Don Massimo Angelelli ha messo l’accento sull’importanza “di fare squadre da parte dell’intera sanità cattolica”, invitando “tutti i soggetti in campo ad unirsi, a superare eventuali forme di isolamento”, durante l’assemblea generale dell’Aris, l’Associazione religiosa istituti socio-sanitari, svolta a Roma per la conclusione delle celebrazioni del Sessantesimo anniversario della fondazione.

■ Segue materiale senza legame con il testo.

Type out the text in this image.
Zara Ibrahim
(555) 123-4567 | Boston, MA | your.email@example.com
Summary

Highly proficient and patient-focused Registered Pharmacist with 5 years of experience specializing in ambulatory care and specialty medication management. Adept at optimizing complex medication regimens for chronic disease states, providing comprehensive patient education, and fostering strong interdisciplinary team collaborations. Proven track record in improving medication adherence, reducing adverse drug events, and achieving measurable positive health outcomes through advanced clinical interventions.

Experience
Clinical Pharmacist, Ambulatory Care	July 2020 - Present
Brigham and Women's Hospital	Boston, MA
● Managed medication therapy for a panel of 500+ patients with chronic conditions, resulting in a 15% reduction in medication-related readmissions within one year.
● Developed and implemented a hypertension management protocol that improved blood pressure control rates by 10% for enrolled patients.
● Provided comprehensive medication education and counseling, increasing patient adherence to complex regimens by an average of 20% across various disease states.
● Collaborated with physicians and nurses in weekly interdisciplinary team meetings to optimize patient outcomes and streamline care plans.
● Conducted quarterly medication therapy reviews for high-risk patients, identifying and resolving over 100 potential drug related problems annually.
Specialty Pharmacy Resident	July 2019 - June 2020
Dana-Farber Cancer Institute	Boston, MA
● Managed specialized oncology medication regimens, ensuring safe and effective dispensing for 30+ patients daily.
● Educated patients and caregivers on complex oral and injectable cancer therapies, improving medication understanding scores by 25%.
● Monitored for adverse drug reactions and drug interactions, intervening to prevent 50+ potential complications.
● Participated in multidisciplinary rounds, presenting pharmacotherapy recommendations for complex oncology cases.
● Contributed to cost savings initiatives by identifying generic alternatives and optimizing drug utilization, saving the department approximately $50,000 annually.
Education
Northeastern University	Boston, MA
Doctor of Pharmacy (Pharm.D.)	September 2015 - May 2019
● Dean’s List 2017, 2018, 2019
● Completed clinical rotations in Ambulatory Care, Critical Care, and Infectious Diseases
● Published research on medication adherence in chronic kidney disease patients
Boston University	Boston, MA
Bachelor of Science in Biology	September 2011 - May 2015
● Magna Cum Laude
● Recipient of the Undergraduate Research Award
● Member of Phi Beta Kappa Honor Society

Il direttore dell’Ufficio nazionale per la Pastorale della Salute della Cei ha espresso la consapevolezza che “solo procedendo insieme e con spirito di unità, la sanità cattolica non profit convenzionata può far sentire il suo peso senza forme di soggezione”. Da parte sua è arrivato anche un forte richiamo “all’esigenza che anche da parte della sanità cattolica si metta in pratica una vera e propria lotta agli sprechi, varando buoni bilanci, con attenzione sia dal punto di vista farmacologico che sanitario”. Parole di critiche, inoltre, don Angelelli ha riservato anche alla legge sull’Autonomia differenziata “in gran parte respinta dalla Consulta con 7 profili bocciati e altri 5 messi in osservazione”. Una legge che “così come è stata concepita spaccherebbe l’Italia in tre aree contrapposte, con le regioni del sud sempre più povere, dove curarsi per gran parte della popolazione diventerebbe quasi impossibile, come non a caso – ha ricordato – anche la Cei ha avvertito in documento del 22 aprile scorso”. “Sarebbe molto meglio – ha concluso Angelelli – che piuttosto si approvasse una legge sulla solidarietà differenziata, nel senso che si deve soccorrere prima di tutti chi ha più bisogno”.